A company is considering a $250 million investment in land that it will hold for 25 years. The pretax net cash flows are $40 million per year and land prices are expected to rise at a rate of 7% per year. The opportunity cost of capital is 13%, inflation is 2% and tax rate is 45%. What is the NPV of this project?
To calculate the Net Present Value (NPV) of the project, you will need to discount the future cash flows to their present value and then subtract the initial investment.
Here are the steps to calculate the NPV:
1. Calculate the present value of the annual net cash flows over the 25-year period:
NPV = (CF₁ / (1 + r)¹) + (CF₂ / (1 + r)²) + ... + (CFn / (1 + r)^n)
Where:
CF₁ = yearly net cash flow in the first year
r = discount rate (opportunity cost of capital)
n = number of years
In this case, the net cash flow is $40 million per year, the discount rate is 13%, and the project lasts for 25 years. So let's calculate the present value of the cash flows:
PV_CF = (40 / (1 + 0.13)¹) + (40 / (1 + 0.13)²) + ... + (40 / (1 + 0.13)^25)
2. Calculate the present value of the future resale value of the land:
PV_Resale_Value = Resale_Value / (1 + r)^n
The future resale value is the initial investment ($250 million) multiplied by the expected annual increase in land prices (7%) over the 25-year period.
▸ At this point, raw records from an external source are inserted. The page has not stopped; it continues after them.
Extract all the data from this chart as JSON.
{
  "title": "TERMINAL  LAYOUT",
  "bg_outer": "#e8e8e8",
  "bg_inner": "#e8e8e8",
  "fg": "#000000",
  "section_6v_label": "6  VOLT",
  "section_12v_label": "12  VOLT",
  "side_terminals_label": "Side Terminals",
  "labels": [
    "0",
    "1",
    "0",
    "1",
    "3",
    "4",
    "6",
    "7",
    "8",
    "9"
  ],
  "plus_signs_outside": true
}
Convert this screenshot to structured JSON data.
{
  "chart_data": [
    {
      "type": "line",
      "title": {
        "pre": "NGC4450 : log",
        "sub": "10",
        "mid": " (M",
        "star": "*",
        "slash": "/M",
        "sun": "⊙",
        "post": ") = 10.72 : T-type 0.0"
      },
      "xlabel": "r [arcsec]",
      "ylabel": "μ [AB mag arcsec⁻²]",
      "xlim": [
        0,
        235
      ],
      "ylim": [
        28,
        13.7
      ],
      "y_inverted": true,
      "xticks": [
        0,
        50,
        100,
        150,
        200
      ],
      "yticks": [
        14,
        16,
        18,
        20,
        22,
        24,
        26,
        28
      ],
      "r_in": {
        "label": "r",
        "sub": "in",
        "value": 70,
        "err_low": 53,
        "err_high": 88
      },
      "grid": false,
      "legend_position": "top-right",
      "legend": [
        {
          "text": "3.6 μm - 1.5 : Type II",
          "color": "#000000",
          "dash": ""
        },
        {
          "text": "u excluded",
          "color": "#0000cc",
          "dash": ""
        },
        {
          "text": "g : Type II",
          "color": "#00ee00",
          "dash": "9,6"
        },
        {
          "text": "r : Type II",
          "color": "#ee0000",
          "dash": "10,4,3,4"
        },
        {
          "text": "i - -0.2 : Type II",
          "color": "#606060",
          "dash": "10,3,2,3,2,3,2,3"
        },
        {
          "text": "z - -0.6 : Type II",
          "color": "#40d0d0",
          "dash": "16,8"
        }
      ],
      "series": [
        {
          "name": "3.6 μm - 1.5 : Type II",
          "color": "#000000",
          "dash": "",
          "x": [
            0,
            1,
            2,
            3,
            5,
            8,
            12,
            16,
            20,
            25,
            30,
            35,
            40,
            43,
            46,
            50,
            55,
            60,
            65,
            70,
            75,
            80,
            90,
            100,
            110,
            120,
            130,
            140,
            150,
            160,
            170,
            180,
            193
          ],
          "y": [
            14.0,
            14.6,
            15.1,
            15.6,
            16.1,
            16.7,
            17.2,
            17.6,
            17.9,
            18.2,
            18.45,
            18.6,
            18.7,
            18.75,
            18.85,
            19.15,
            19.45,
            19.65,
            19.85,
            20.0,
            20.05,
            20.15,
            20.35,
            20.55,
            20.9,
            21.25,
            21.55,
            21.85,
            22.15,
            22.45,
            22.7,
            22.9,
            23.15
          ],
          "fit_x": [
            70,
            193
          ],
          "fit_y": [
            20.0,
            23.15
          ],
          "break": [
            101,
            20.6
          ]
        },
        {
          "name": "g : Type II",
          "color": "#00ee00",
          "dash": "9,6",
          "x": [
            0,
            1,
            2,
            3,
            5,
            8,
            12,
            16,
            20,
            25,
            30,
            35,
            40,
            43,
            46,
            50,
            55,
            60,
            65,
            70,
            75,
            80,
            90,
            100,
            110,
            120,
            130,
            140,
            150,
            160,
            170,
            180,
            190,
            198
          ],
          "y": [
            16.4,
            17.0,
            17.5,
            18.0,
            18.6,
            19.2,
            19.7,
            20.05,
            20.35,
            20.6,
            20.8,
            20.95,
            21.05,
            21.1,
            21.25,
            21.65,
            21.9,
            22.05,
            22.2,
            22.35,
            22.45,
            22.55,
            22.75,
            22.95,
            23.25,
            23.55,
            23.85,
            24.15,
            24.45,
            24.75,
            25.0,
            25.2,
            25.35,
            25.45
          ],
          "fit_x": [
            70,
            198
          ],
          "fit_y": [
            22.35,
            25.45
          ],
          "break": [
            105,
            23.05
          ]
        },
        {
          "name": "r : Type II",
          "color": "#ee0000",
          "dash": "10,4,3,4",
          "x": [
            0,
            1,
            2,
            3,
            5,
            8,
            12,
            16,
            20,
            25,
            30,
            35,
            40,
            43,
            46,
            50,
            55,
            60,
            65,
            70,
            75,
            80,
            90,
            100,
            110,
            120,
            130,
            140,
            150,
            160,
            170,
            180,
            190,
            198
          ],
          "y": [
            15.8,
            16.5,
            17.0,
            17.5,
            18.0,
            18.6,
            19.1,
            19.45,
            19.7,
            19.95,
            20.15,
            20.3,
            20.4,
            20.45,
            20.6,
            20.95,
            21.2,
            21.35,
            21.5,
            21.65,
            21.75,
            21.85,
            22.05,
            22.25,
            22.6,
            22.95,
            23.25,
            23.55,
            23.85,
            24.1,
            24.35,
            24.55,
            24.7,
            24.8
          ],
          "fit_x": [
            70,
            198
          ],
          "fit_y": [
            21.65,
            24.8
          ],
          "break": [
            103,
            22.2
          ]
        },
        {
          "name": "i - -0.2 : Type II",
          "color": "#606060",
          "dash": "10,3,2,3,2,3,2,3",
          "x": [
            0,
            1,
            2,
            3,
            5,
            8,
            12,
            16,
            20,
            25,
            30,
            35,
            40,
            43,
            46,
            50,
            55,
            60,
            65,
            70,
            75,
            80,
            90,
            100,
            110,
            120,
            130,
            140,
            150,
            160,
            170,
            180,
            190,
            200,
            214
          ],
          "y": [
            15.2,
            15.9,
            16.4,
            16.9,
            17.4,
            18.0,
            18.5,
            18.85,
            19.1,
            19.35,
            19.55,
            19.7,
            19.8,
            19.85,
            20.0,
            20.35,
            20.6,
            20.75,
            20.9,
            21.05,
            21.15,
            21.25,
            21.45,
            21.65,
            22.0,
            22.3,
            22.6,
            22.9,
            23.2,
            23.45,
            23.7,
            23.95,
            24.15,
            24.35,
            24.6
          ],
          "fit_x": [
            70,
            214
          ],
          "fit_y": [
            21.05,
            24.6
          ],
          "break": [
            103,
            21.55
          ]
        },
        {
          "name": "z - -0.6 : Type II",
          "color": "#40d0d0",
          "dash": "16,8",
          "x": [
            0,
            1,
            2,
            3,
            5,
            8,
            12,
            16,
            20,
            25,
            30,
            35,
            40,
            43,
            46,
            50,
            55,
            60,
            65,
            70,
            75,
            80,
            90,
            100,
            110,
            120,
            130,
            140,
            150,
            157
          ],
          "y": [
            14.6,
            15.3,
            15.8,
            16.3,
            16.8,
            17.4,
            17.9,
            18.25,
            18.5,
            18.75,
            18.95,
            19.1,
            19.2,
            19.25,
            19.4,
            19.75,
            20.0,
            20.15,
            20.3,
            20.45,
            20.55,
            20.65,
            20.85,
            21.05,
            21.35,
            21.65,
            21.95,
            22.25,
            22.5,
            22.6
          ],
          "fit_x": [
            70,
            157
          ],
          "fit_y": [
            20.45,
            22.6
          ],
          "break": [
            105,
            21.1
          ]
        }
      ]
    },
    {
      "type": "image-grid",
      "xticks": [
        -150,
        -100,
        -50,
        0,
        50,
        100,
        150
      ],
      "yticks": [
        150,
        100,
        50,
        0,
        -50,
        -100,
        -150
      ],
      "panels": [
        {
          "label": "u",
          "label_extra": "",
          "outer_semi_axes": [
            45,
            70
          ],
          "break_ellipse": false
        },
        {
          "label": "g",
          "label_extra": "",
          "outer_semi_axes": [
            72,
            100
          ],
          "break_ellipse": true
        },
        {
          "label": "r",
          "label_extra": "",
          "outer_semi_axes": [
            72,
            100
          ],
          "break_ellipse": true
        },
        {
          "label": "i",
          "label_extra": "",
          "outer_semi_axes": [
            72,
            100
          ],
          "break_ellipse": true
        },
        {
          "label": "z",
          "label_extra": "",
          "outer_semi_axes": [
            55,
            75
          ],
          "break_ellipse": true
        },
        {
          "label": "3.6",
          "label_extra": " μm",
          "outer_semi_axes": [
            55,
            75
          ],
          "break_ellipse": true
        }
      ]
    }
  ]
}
So:
PV_Resale_Value = (250 * (1 + 0.07)^25) / (1 + 0.13)^25
3. Calculate the total present value of all cash flows:
Total_PV = PV_CF + PV_Resale_Value
4. Subtract the initial investment from the total present value:
NPV = Total_PV - Initial_Investment
In this case, the initial investment is $250 million.
Now, let's plug in the numbers and calculate the NPV:
PV_CF = (40 / (1 + 0.13)¹) + (40 / (1 + 0.13)²) + ... + (40 / (1 + 0.13)^25)
= (40 / 1.13) + (40 / 1.13²) + ... + (40 / 1.13^25)
PV_Resale_Value = (250 * (1 + 0.07)^25) / (1 + 0.13)^25
Total_PV = PV_CF + PV_Resale_Value
NPV = Total_PV - Initial_Investment
Plug in the numbers and calculate the NPV.